É triste, pois centenas ou milhares de empregos poderão ser cortados, mas isso faz parte da evolução da comunicação e da própria humanidade.

Não fosse ainda estaríamos vivendo o início do século 19 com os luditas destruindo máquinas de tear porque elas, com sua eficiência e produtividade, exterminaram empregos dos trabalhadores braçais.

A Claro se mexeu

Entre as operadoras, a Claro mostra que está desperta. Segundo revelou o site Tecnoblog.net em julho, a Claro está preparando um box de TV e streaming para clientes.

A Claro Streaming Box vai oferecer conteúdo (inclusive Esportes e jornalismo) inclusive no varejo (para não assinantes).

É uma mudança e tanto.

Este texto obviamente é uma análise e não arroga estar correto.

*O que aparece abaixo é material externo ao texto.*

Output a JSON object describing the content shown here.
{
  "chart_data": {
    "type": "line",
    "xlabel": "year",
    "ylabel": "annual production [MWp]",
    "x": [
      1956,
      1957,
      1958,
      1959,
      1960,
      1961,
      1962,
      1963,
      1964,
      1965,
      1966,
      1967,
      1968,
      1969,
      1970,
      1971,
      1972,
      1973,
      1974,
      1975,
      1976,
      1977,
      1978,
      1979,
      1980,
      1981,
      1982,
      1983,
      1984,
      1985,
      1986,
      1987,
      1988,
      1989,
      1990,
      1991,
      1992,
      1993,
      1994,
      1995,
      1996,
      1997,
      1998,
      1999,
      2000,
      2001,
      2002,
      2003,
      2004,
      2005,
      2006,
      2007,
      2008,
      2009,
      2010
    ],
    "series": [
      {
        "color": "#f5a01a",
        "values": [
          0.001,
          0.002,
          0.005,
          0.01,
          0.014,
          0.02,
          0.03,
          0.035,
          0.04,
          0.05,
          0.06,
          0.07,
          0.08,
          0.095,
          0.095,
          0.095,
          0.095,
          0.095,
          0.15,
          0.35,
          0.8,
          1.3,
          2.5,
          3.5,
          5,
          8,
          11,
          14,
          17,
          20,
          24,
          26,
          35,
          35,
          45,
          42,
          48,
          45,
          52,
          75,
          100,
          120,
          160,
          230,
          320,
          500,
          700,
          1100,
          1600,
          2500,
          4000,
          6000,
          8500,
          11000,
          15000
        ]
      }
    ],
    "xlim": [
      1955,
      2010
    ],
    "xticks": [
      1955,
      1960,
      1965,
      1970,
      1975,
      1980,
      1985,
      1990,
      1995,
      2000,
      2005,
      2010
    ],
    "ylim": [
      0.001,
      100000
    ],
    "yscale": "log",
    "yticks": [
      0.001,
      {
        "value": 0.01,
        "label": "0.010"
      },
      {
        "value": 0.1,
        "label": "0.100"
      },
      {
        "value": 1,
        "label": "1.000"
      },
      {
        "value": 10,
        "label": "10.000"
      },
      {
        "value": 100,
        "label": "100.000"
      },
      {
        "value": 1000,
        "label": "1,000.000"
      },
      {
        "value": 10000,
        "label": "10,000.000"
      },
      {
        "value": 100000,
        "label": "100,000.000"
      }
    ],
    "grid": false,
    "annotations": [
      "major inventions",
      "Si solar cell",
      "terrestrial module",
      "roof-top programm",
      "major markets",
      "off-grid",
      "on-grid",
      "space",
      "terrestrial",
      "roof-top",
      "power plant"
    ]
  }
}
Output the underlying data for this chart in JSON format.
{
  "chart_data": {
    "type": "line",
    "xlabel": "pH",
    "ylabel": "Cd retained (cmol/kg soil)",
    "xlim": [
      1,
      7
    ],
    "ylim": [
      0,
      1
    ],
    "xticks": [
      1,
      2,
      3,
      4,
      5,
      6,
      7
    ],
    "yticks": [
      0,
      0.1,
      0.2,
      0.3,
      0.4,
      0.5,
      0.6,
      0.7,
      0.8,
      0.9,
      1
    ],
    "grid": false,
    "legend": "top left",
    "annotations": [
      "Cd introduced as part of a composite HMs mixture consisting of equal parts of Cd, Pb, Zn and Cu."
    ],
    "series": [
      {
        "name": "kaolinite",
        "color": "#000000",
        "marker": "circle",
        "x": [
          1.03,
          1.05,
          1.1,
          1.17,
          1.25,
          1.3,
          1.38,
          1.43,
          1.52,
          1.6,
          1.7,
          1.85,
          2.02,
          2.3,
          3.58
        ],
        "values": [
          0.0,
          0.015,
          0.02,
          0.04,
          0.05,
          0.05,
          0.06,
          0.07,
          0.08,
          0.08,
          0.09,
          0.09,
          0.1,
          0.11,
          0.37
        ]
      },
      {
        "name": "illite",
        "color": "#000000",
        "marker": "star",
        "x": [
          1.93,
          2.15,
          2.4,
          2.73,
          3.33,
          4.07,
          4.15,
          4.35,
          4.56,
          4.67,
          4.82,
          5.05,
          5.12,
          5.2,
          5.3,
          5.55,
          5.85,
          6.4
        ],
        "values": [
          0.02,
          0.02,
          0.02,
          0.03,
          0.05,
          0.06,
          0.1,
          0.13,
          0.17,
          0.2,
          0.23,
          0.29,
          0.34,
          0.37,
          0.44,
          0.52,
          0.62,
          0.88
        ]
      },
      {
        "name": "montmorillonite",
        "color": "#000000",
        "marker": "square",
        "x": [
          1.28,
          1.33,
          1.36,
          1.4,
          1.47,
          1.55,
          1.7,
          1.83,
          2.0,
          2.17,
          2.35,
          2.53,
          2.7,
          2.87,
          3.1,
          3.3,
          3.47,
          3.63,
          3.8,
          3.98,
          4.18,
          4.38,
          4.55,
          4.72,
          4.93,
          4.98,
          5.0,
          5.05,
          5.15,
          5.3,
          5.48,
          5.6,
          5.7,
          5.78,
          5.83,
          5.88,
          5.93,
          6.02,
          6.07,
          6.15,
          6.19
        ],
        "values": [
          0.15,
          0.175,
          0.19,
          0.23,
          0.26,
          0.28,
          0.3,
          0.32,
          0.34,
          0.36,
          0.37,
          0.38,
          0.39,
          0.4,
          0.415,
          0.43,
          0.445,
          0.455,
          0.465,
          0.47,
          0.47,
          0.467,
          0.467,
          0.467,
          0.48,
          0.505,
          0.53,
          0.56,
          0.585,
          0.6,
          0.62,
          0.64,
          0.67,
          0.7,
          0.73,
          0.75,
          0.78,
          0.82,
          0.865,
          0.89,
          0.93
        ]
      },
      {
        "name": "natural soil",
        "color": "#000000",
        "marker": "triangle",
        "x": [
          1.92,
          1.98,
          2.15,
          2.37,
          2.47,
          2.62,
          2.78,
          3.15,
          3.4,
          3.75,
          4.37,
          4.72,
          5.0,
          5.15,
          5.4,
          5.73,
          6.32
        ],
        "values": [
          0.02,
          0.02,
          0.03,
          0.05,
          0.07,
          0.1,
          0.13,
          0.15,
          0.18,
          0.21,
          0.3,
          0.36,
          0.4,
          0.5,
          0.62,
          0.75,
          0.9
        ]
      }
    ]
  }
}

Não é um texto premonitório. É, isso sim, uma perspectiva potencial diante da maior mudança midiática desde o surgimento da internet.

Aliás, toda essa mudança —o streaming— ainda faz parte dos efeitos da chegada da internet no país, em meados dos anos 90

Onde isso vai parar ninguém sabe.

Mas, a TV por assinatura já sabe: se não mudar, se não se reinventar, vai assinar seu próprio atestado de óbito.